I guess it’s a trade-off between having ultimate control of what’s going on in your code and ease of coding. I don’t have much experience in how these two aspects play out in your application. In linear algebra, writing non-allocating code is mostly a question of quickly checking what temporaries you actually need and then following some simple design patterns to separate all the allocations. For the purpose of automatic differentiation, I could imagine things get more complicated, but maybe we need some concrete examples to get to the bottom of this.
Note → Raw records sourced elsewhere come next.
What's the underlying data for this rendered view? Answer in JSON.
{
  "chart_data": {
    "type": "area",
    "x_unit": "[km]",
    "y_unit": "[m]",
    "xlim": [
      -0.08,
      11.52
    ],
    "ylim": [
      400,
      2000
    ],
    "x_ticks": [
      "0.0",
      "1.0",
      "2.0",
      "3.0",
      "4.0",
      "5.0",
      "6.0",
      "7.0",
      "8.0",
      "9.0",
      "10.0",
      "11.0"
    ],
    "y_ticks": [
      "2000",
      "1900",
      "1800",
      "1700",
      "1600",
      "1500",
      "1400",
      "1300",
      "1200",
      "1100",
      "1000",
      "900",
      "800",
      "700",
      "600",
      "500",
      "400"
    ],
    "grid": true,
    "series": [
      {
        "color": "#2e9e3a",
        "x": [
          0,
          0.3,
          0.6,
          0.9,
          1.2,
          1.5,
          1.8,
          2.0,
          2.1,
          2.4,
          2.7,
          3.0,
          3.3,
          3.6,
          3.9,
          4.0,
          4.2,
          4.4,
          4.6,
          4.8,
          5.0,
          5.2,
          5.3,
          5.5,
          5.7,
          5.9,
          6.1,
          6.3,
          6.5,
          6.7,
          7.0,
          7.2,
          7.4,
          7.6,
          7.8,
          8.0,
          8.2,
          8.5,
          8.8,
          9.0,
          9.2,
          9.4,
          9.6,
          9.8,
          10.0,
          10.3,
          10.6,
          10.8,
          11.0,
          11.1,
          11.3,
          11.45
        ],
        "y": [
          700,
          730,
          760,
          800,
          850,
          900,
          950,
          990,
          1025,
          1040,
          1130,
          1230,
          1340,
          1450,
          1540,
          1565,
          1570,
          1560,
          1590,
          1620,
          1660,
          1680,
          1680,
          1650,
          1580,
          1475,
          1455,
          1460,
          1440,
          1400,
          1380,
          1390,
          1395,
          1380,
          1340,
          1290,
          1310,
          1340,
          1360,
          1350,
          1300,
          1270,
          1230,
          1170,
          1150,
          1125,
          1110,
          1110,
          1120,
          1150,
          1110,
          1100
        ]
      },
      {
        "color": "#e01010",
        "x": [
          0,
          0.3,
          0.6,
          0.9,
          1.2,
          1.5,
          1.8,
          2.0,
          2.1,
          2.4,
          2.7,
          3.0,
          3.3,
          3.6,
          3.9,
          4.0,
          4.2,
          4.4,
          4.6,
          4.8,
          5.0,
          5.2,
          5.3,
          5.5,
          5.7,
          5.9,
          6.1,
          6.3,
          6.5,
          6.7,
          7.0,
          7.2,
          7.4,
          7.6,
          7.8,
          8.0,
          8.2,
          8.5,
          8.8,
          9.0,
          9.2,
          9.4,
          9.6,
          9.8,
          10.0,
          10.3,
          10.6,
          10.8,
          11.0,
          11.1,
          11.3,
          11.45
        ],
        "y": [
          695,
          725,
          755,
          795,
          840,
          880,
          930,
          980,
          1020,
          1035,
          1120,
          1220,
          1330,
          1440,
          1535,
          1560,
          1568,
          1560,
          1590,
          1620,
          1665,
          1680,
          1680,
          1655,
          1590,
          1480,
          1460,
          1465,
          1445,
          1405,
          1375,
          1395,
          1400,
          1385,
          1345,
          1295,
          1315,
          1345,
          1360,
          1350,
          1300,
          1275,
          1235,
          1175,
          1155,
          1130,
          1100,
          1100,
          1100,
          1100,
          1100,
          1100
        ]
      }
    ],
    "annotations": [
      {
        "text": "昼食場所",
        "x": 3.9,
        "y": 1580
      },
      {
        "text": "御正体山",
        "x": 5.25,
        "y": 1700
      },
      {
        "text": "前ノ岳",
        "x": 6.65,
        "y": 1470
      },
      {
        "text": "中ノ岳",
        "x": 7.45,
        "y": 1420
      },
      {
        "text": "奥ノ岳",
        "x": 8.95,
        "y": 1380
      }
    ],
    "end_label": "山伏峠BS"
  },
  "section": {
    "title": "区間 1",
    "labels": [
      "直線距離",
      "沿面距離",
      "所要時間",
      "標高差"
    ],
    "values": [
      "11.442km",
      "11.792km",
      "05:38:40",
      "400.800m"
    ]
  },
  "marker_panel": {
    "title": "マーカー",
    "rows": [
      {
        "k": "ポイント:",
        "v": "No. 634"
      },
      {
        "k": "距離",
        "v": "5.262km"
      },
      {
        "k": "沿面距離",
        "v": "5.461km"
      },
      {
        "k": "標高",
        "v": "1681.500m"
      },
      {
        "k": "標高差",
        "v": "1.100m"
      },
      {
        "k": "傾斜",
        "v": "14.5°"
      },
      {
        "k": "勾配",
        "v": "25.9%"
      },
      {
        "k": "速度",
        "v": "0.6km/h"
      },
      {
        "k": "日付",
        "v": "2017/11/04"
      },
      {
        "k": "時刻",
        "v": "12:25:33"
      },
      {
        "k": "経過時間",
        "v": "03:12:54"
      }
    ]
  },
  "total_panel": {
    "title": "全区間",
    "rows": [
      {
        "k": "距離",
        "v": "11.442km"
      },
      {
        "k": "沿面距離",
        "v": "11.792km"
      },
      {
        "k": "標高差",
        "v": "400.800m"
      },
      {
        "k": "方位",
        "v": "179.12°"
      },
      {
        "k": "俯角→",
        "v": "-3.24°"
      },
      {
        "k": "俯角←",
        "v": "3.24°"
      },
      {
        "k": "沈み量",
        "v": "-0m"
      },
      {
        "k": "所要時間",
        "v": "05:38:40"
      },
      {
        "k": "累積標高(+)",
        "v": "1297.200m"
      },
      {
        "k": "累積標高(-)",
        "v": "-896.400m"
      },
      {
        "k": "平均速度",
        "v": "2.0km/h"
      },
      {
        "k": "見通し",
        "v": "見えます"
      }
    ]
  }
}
In the end I rewrote the code so that I didn’t end up using this approach. I still think it is viable but I expect corner cases will turn up with use that would need some careful handling. If someone wants to follow up and contribute to this approach, I am happy to register it, but can’t provide support at the moment.


Thank you for the explanation

I explored a similar concept in this thread and you can find the code I used at GitHub - halleysfifthinc/SafeBuffers.jl: Concurrency/multi-threading safe pre-allocated mutable buffers (e.g. arrays, etc.)

It is usable as a package but is not registered nor do I have any plans at the moment to register/maintain it. That said, it solved my problem. After a quick perusal of Tamas’ ObjectPools.jl, two main differences are that my interface is thread safe and that the type of the pool (e.g. Ref's would be valid, etc) isn’t restricted.